Overall, it was well worth attending. Next year, Callie will be hosting FCCM in Atlanta.

Energy: Rewriting the Possibilities

In early June, my PhD student Sam Coward (co-advised by Theo Drane from Intel), will travel to ARITH 2024 in Málaga to present some of our most recent work, “Combining Power and Arithmetic Optimization via Datapath Rewriting”, a joint paper with Emiliano Morini, also of Intel. In this blog post, I will describe the fundamental idea of our work.

It’s well-known that ICT is driving a significant amount of energy consumption in the modern world. The core question of how to organise the fundamental arithmetic operations in a computer in order to reduce power (energy per unit time) has been studied for a long time, and continues to be a priority for designers across industry, including the group at Intel with whom this work has been conducted.

Readers of this blog will know that Sam has been doing great work on how to explore the space of behaviourally equivalent hardware designs automatically. First for area, then for performance, and now for power consumption!
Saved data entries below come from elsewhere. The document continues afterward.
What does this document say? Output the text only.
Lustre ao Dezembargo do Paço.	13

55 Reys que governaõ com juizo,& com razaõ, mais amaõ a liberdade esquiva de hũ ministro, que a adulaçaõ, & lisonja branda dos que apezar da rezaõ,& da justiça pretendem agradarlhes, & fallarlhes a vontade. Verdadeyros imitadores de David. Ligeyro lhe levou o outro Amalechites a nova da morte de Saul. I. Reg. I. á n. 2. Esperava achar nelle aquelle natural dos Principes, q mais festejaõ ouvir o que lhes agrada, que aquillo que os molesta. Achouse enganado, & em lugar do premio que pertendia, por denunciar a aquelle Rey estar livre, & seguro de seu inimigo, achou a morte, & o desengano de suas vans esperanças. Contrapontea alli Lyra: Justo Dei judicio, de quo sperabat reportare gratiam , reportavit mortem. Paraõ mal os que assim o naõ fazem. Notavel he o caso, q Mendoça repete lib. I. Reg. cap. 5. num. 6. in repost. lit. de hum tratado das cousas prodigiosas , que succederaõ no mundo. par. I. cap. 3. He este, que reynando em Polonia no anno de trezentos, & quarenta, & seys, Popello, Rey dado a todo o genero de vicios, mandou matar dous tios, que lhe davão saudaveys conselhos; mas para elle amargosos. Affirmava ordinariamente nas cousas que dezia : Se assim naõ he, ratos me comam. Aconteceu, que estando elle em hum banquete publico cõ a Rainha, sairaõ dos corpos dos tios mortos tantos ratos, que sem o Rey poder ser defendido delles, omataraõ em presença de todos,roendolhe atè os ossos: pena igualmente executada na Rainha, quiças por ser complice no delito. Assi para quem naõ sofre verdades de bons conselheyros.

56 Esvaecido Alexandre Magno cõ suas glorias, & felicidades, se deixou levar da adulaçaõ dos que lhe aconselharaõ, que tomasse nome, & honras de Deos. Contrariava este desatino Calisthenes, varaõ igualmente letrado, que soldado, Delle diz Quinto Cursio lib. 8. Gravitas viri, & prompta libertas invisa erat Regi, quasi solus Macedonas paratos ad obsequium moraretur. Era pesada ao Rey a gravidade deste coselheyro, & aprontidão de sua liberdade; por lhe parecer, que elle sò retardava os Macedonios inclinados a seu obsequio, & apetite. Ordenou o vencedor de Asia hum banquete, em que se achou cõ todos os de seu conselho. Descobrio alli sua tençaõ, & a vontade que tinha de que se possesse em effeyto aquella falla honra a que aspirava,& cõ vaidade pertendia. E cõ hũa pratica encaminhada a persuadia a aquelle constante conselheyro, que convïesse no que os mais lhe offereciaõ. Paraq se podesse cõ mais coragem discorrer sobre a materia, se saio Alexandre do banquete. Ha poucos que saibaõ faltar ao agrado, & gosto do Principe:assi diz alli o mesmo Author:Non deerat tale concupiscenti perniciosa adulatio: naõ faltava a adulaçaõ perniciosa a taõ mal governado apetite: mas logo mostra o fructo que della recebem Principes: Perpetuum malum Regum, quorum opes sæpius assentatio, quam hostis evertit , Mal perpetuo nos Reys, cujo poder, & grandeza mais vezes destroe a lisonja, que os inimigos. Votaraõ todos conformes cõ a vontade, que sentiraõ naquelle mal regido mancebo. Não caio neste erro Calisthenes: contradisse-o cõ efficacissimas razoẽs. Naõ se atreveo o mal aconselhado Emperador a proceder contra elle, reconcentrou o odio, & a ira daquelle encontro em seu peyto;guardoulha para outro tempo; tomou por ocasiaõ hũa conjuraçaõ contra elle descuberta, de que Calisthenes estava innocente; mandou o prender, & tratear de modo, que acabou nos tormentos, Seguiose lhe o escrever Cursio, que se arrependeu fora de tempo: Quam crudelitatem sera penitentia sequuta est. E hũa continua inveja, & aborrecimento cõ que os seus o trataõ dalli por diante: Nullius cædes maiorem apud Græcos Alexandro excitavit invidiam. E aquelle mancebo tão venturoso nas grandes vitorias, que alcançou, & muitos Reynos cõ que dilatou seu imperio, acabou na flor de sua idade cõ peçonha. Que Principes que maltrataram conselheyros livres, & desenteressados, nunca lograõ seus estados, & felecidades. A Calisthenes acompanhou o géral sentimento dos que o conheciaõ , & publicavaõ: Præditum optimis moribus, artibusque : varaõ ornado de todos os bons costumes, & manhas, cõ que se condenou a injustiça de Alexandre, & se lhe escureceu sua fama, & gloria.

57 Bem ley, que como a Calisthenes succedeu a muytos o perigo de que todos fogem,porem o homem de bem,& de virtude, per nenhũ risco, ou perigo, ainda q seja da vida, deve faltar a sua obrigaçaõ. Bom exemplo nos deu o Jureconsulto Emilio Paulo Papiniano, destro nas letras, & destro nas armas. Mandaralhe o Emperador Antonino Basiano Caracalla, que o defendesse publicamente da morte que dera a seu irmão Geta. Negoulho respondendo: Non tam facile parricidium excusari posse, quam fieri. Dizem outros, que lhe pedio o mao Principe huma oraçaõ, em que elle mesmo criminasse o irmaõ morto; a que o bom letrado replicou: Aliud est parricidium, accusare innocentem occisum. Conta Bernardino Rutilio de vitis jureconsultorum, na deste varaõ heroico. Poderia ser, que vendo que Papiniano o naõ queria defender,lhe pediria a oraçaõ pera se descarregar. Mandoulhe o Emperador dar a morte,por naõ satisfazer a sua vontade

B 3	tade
In our latest work, Sam looks at how we can use the e-graph data structure, and the related egg tool, to tightly integrate arithmetic optimisations (like building multi-input adders in hardware) with clock gating and data gating, two techniques for power saving. Clock gating avoids clocking new values into registers in hardware if we know they’re not going to be used in a given cycle; this avoids the costly switching activity associated with propagating unused information in a digital circuit. Data gating also avoids switching, but in a different way – by replacing operands with values inducing low switching: for example, if I do not end up using a result of a \times b, then I may as well be computing a \times 0. In both cases, the fundamental issue becomes how to identify whether a value will be unused later in a computation. Intriguingly, this question is tightly related to the way a computation is performed: there are many ways of computing a given mathematical computation, and each one will have its own redundancies to exploit.
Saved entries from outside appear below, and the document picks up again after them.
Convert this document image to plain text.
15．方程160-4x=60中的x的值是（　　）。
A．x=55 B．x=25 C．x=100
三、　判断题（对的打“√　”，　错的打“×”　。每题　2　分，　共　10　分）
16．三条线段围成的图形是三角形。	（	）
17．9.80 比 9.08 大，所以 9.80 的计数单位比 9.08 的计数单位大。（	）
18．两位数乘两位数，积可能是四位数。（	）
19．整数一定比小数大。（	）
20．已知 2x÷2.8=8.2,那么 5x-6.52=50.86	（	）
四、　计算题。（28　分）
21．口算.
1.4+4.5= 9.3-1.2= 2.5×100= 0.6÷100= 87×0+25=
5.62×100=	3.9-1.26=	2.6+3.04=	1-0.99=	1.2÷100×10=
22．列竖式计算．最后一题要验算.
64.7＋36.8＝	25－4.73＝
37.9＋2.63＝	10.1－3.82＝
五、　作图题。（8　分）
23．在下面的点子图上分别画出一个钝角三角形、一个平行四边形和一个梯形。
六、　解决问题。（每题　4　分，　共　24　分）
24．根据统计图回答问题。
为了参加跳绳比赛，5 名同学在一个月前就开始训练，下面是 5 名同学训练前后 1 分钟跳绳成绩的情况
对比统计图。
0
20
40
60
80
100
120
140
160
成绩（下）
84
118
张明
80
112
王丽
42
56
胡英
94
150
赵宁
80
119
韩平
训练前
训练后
In our ARITH 2024 paper, Sam has shown how data gating and clock gating can be expressed as rewrites over streams of Boolean data types, lifting our previous work that looks at equivalences between bit vectors, to equivalences over streams of bit vectors. In this way, he’s able to express both traditional arithmetic equivalences like a + (b + c) = (a + b) + c and equivalences expressing clock and data gating within the same rewriting framework. A collection of these latter equivalences are shown in the table below from our paper.

Some of the rewrites between equivalent expressions used in our ARITH 2024 paper

Sam has been able to show that by combining the rewrites creatively, using arithmetic rewrites to expose new opportunity for gating, our tool ROVER is able to save some 15% to 30% of power consumption over a range of benchmark problems of industrial interest. Moreover, ROVER will automatically adjust the whole design to better suit different switching profiles, knowing that rarely-switching circuit components are less problematic for energy, and prioritising exposing rewrites where they are needed.

I think this is really interesting work, and shows just how general the e-graph approach to circuit optimisation can be. If you’re going to ARITH 2024, do make sure to talk to Sam and find out more. If not, make sure to read his paper!